The Townshend Acts or Townshend Duties, refers to a series of British acts of Parliament passed during 1767 and 1768 relating to the British colonies in America. They are named after Charles Townshend, the Chancellor of the Exchequer who proposed the program. Historians vary slightly as to which acts they include under the heading "Townshend Acts", but five are often listed:
- The New York Restraining Act 1767 passed on 5 June 1767
- The Revenue Act 1767 passed on 26 June 1767
- The Indemnity Act 1767 passed on 29 June 1767
- The Commissioners of Customs Act 1767 passed on 29 June 1767
- The Vice Admiralty Court Act 1768 passed on 6 July 1768
The purposes of the acts were to:
- raise revenue in the colonies to pay the salaries of governors and judges so that they would remain loyal to Great Britain
- create more effective means of enforcing compliance with trade regulations
- punish the Province of New York for failing to comply with the 1765 Quartering Act
- establish the precedent that the British Parliament had the right to tax the colonies
The Townshend Acts were met with resistance in the colonies, which eventually resulted in the Boston Massacre of 1770. They placed an indirect tax on glass, lead, paints, paper, and tea, all of which had to be imported from Britain. This form of revenue generation was Townshend's response to the failure of the Stamp Act 1765, which had provided the first form of direct taxation placed upon the colonies. However, the import duties proved to be similarly controversial.
There was widespread protest, and American port cities refused to import British goods, so Parliament began to partially repeal the Townshend duties.

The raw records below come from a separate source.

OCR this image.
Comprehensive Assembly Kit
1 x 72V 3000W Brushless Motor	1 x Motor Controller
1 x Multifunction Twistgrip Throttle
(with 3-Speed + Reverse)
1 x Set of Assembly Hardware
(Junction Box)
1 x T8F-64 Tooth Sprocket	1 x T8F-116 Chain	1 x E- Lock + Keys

In March 1770, most of the taxes from the Townshend Acts were repealed by Parliament under Frederick, Lord North. However, the import duty on tea was retained in order to demonstrate to the colonists that Parliament held the sovereign authority to tax its colonies, in accordance with the Declaratory Act 1766. The British government continued to tax the American colonies without providing representation in Parliament.
American resentment, corrupt British officials, and abusive enforcement spurred colonial attacks on British ships, including the burning of the Gaspee in 1772. The Townshend Acts' taxation on imported tea was enforced once again by the Tea Act 1773, and this led to the Boston Tea Party in 1773 in which Bostonians destroyed a shipment of taxed tea. Parliament responded with severe punishments in the Intolerable Acts 1774. The Thirteen Colonies drilled their militia units, and war finally erupted in Lexington and Concord in April 1775, launching the American Revolution.